Usually, a correlation of 0.5 (in absolute value) is considered already high. A value above 0.7 is prohibitive…
So here, it seems we are fine.

Panel estimation

plm(formula = gdp_growth ~ . , 
    data = wb_growth |> 
      dplyr::select(all_of(c("country", "year", "gdp_growth", vars))) |> 
      na.omit() |>
      group_by(country) |>
      mutate(n = n()) |>
      filter(n > 10),
    effect = "twoways",
    index = c("country", "year"),
    model = "within") |>
  tidy()
term estimate std.error statistic p.value
savings_rate 0.0033133 0.0008066 4.1078015 0.0000440
inflation -0.0003243 0.0007822 -0.4146078 0.6785385
trade -0.0001284 0.0001632 -0.7867243 0.4316728
debt 0.0000349 0.0001578 0.2210084 0.8251415
capital_formation 0.0027687 0.0007905 3.5022791 0.0004865
pop_growth -0.0167985 0.0042139 -3.9864333 0.0000731
RD_percap 0.0078383 0.0109675 0.7146836 0.4750100
educ_level -0.0002141 0.0005232 -0.4092601 0.6824567
educ_spending 0.0011688 0.0044388 0.2633038 0.7923833

To detect which variables matter, we look at p-values: they indicate the probability to obtain a value as “extreme” as the one observed under the assumption that the coefficient is equal to zero (this hypothesis is called the null).

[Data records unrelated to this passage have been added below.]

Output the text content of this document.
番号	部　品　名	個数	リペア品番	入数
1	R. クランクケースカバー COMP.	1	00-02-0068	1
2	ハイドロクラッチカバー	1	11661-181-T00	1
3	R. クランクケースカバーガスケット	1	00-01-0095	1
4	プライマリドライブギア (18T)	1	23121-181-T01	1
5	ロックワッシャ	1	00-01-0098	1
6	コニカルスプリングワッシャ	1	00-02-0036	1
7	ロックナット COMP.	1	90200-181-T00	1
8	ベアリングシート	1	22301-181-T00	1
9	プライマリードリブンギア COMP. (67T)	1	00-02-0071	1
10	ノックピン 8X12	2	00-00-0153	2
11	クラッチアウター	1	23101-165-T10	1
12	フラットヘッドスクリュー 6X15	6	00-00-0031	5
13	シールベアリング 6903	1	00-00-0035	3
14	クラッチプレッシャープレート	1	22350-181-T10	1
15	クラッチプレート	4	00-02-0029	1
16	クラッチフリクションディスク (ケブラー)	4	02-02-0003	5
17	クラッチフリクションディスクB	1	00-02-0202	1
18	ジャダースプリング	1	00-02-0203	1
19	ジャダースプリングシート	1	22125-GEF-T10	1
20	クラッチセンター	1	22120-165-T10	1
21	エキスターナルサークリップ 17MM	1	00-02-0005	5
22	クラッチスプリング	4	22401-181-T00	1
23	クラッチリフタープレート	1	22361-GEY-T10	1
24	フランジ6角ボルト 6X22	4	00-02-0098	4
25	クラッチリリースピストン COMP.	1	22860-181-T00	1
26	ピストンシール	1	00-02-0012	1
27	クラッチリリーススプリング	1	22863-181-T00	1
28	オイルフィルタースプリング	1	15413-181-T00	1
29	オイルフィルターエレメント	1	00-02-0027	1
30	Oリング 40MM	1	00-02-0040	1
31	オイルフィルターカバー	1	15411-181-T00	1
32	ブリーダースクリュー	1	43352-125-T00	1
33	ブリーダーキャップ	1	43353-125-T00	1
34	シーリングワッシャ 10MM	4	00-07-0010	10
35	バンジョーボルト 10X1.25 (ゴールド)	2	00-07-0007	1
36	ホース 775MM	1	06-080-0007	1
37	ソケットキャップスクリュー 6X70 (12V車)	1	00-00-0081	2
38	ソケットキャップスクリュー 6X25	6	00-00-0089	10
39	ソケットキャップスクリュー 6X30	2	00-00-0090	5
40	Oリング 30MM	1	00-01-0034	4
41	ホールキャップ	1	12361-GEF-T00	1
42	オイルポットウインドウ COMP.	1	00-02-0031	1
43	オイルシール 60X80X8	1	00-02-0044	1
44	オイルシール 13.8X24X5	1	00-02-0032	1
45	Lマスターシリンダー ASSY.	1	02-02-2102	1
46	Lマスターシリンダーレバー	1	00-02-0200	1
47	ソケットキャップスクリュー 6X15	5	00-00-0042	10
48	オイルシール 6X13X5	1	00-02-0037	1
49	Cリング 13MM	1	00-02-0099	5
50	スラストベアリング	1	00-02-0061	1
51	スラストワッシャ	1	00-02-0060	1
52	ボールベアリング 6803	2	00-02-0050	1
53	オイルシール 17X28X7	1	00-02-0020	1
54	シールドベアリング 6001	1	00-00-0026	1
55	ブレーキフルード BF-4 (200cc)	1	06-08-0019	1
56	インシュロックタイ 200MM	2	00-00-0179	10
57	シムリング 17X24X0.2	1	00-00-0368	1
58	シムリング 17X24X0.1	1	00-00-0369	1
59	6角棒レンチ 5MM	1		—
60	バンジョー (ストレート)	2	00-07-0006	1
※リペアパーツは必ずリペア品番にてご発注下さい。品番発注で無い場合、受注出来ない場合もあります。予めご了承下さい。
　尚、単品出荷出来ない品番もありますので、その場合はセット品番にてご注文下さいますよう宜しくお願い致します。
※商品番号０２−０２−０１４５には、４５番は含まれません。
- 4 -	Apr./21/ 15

Hence if a p-value is close to zero, it signals support for the assumption that there is a link (not necessarily causal) between the dependent and independent variables.

Here, the savings rate and capital formation both have significant positive coefficients…

A step back: heuristic sources of growth

(see CSV, section 7.2)

  • luck: initial conditions may have an impact.
  • geography: natural resources (minerals, grains, cattle, etc.) are a key driver of growth. Diseases are also more frequent in some parts of the globe.
  • culture (customary beliefs and values): they can drive economic decisions, but are also hard to measure.
  • institutions: property rights, labor markets, regulation.